Рынок. Одесский привоз. Большой, открытый. Холодно. Примерно ноябрь месяц. Редкий снежок. Шукшин идет по рынку, смотрит на бочки с мочеными яблоками, огурцами, капустой, на грузовики, груженные картошкой, на колхозников, крепких, здоровых, веселых, в сапогах, в телогрейках. Он сам — в сапогах, в темном полупальто, без шапки — ничем от них не отличается, он свой. И по тому, как он смотрит на хитроватых бородатых мужиков, теток, краснощеких, в цветных платках, на только что демобилизованных, подпоясанных военными ремнями широколицых молодых ребят, видно, что они ему очень близкие, очень свои. И что он сам для них свой, а никакой не городской покупатель. Для них он тоже, наверное, только что демобилизовавшийся парень, веселый, молодой, ловкий.
Сильно небритый человек продает петушков на палочке. Красных, ярких.
— Небось облизал, чтоб смотрелись богаче! — говорит мне дядя Вася, и мы идем к балагану, на стене которого написано: «Мотогонки по отвесной стене».

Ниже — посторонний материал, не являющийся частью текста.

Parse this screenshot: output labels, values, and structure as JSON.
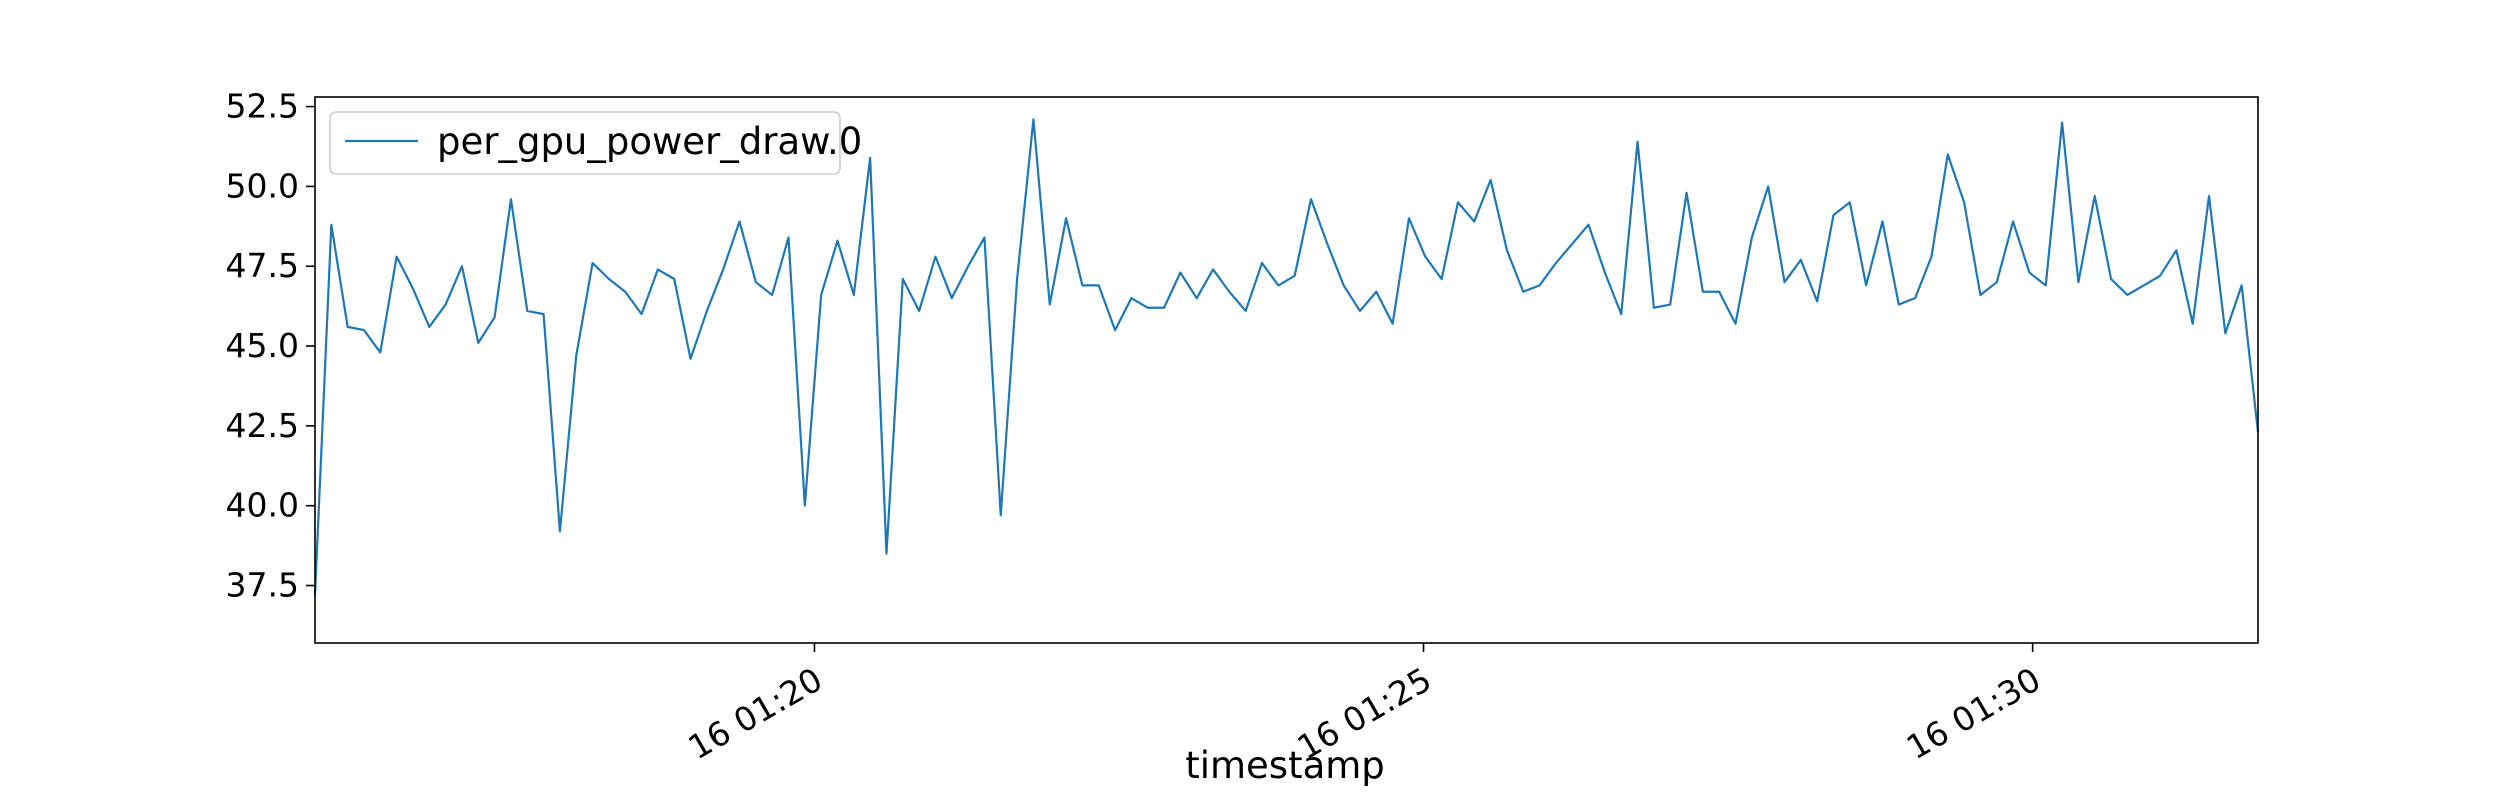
{
  "chart_data": {
    "type": "line",
    "title": "",
    "xlabel": "timestamp",
    "ylabel": "",
    "x_range": [
      "16 01:15:54",
      "16 01:31:51"
    ],
    "ylim": [
      35.7,
      52.8
    ],
    "x_ticks": [
      {
        "t": "16 01:20:00",
        "label": "16 01:20"
      },
      {
        "t": "16 01:25:00",
        "label": "16 01:25"
      },
      {
        "t": "16 01:30:00",
        "label": "16 01:30"
      }
    ],
    "y_ticks": [
      "37.5",
      "40.0",
      "42.5",
      "45.0",
      "47.5",
      "50.0",
      "52.5"
    ],
    "grid": false,
    "legend": {
      "position": "upper-left",
      "entries": [
        "per_gpu_power_draw.0"
      ]
    },
    "series": [
      {
        "name": "per_gpu_power_draw.0",
        "color": "#1f77b4",
        "x_start": "16 01:15:54",
        "x_end": "16 01:31:51",
        "values": [
          37.2,
          48.8,
          45.6,
          45.5,
          44.8,
          47.8,
          46.8,
          45.6,
          46.3,
          47.5,
          45.1,
          45.9,
          49.6,
          46.1,
          46.0,
          39.2,
          44.7,
          47.6,
          47.1,
          46.7,
          46.0,
          47.4,
          47.1,
          44.6,
          46.1,
          47.4,
          48.9,
          47.0,
          46.6,
          48.4,
          40.0,
          46.6,
          48.3,
          46.6,
          50.9,
          38.5,
          47.1,
          46.1,
          47.8,
          46.5,
          47.5,
          48.4,
          39.7,
          47.1,
          52.1,
          46.3,
          49.0,
          46.9,
          46.9,
          45.5,
          46.5,
          46.2,
          46.2,
          47.3,
          46.5,
          47.4,
          46.7,
          46.1,
          47.6,
          46.9,
          47.2,
          49.6,
          48.2,
          46.9,
          46.1,
          46.7,
          45.7,
          49.0,
          47.8,
          47.1,
          49.5,
          48.9,
          50.2,
          48.0,
          46.7,
          46.9,
          47.6,
          48.2,
          48.8,
          47.3,
          46.0,
          51.4,
          46.2,
          46.3,
          49.8,
          46.7,
          46.7,
          45.7,
          48.4,
          50.0,
          47.0,
          47.7,
          46.4,
          49.1,
          49.5,
          46.9,
          48.9,
          46.3,
          46.5,
          47.8,
          51.0,
          49.5,
          46.6,
          47.0,
          48.9,
          47.3,
          46.9,
          52.0,
          47.0,
          49.7,
          47.1,
          46.6,
          46.9,
          47.2,
          48.0,
          45.7,
          49.7,
          45.4,
          46.9,
          42.3
        ]
      }
    ]
  }
}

У балагана, в небольшом загончике из свежих досок, сидит медведь. Он тоже будет кататься на мотоцикле, так сказано в афише.
У загончика — толпа. Какой-то мужик, выпивший уже, хочет бороться с медведем. Его не пускают. Он рвется — его не пускают. Тогда он говорит, что хочет угостить медведя, вынимает из кармана телогрейки наполовину пустую бутылку вина, хочет влить медведю в пасть, промахивается, обливает его. В холодном воздухе разливается запах портвейна. Приходит мотоциклист и начинает ругаться, что напоили медведя.
— Где напоили? — кричит мужик. — Где? На шубе вон все, пусть дыхнет, дыхнет пусть!..
А потом, когда мимо с запахом бензина и портвейна проносится медведь в наморднике и в русском сарафане, с кокошником, Шукшин, стоящий у самого барьера, смеется. Смеется от души. Замечательно смеется. И вытирает рукавом выступившие от смеха слезы.